Interstellar Overdrive 16:46
Studio recording 27 February 1967
* Released on various artist soundtrack album Tonite Let's All Make Love in London early 1968 (edited version); Tonite Let's All Make Love in London... Plus 1990 (full version)
Production
Written by Barrett, Waters, Wright, Mason
Produced by Joe Boyd and Peter Whitehead
Engineered by John Woods
Releases
1968 version release: Instant INLP 002
Time: 3.48, with reprises of :30 and :58 seconds
1990 version release:SEE CD 258
Instrumental
This version of the song, the first to be professionally recorded, was recorded on the same day as the band's first single, and was supervised by Peter Whitehead. This was probably the third of the four songs recorded on this day. The full version of the song was not released until 1990, when See For Miles Records Ltd re-released the soundtrack.
Interstellar Overdrive was the most popular and frequently-played song of the early Floyd, in which they justified to some degree their reputation as innovators of sound effects, feedback, and improvisation. Peter Jenner recalls how the main riff for the song was conceived.
Peter Jenner: "I was once trying to tell him about this Arthur Lee song I couldn't remember the title of, so I just hummed the main riff. Syd picked up his guitar and followed what I was humming chord-wise. The chord pattern he worked out he went on to use as his main riff for Interstellar Overdrive."
Arthur Lee was at that time the lead singer and songwriter for a band called Love. Writer Nicholas Schaffner specifies that Jenner was humming the riff from Love's version of My Little Red Book. He quotes Jenner as saying: "I'm not the world's greatest singer; in fact I've got a terrible sense of pitch. He played back a riff on his guitar, said, 'It goes like this?' And of course it was quite different because my humming was so bad!"
Roger Waters adds: "That was nicked from Love... it was a cross between 'Steptoe and Son' and that Love track on their first album which I can't remember."

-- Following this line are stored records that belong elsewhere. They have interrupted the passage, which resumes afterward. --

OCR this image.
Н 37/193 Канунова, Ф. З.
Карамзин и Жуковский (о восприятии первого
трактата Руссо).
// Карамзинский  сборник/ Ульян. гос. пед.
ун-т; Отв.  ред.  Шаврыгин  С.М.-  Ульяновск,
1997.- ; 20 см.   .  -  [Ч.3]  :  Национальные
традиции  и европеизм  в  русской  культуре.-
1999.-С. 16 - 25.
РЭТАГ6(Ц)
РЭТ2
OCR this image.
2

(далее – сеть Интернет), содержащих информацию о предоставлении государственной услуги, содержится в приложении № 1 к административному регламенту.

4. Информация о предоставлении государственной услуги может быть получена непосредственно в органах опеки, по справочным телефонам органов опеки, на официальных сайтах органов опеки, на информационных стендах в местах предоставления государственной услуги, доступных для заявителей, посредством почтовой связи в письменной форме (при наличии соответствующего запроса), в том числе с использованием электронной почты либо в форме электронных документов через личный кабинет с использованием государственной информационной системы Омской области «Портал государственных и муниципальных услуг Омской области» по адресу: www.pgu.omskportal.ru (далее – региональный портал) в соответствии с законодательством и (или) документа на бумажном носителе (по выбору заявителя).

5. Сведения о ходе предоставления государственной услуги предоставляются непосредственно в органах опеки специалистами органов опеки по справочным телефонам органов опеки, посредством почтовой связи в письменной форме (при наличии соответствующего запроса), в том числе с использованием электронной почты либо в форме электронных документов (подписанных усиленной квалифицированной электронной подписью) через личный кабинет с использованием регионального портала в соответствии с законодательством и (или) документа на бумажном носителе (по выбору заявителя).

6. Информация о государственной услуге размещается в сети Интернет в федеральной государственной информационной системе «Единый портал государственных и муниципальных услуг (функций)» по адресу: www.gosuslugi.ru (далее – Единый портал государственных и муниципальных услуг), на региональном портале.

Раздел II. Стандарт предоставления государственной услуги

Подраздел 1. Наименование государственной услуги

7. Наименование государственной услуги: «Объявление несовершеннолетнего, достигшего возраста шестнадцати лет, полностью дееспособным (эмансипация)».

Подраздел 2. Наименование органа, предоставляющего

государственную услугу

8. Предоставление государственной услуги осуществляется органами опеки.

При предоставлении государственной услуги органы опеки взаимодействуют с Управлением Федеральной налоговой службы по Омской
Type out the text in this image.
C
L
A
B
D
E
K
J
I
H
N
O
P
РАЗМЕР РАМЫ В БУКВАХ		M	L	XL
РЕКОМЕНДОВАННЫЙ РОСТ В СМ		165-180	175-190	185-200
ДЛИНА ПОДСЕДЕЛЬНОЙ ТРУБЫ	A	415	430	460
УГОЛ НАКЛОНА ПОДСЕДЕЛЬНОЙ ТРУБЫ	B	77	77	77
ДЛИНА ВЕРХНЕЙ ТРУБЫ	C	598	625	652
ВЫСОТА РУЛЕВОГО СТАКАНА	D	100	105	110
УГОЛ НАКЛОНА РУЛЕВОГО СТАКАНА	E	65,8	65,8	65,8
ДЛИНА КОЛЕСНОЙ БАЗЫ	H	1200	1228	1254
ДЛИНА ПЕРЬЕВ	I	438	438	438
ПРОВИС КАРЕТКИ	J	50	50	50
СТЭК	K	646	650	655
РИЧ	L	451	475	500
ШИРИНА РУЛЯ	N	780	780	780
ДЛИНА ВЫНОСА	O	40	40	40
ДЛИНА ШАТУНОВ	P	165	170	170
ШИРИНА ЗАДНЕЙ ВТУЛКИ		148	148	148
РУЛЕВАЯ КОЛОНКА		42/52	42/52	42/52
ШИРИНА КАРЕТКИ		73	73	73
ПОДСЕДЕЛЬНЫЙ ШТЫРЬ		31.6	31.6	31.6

Miles talks about seeing Interstellar Overdrive played live at the UFO Club during early 1967: "Crowded on UFO's tiny stage, their flesh crawling with the pulsating blobs from their light show and dressed in standard Granny Takes A Trip frilly flower-patterned shirts with huge collars and flowing multi-coloured scarves, Roger and Syd would begin the familiar descending bass line which always meant a good half-hour of weird sound effects, experiments and free-form rock during which Nick's drums often played a melodic as well as a rhythmic role while the others all made funny noises. Unless he was soloing, Rick would maintain a spectral presence, hanging ghost-like organ chords up to wave gently in the background. They would take musical innovation out further than it had ever been before, walking out on incredibly dangerous limbs and dancing along crumbling precipices, saved sometimes only by the confidence beamed at them from the audience sitting a matter of inches away at their feet. Ultimately, having explored to their satisfaction, Nick would begin the drum roll that led to the final run through of the theme and everyone could breathe again."
The Pink Floyd also appeared briefly in the film Tonite Let's All Make Love in London itself, playing bits of Interstellar Overdrive live.
Dave Gilmour: "I've never seen that film. It was before my time, in '67. Ask Nick about that, he would know."
Nick Mason: "I don't know, I can't remember."
The covers of this piece are listed with the version on the Piper at the Gates of Dawn album, since that is doubtless the version the cover artists would have heard.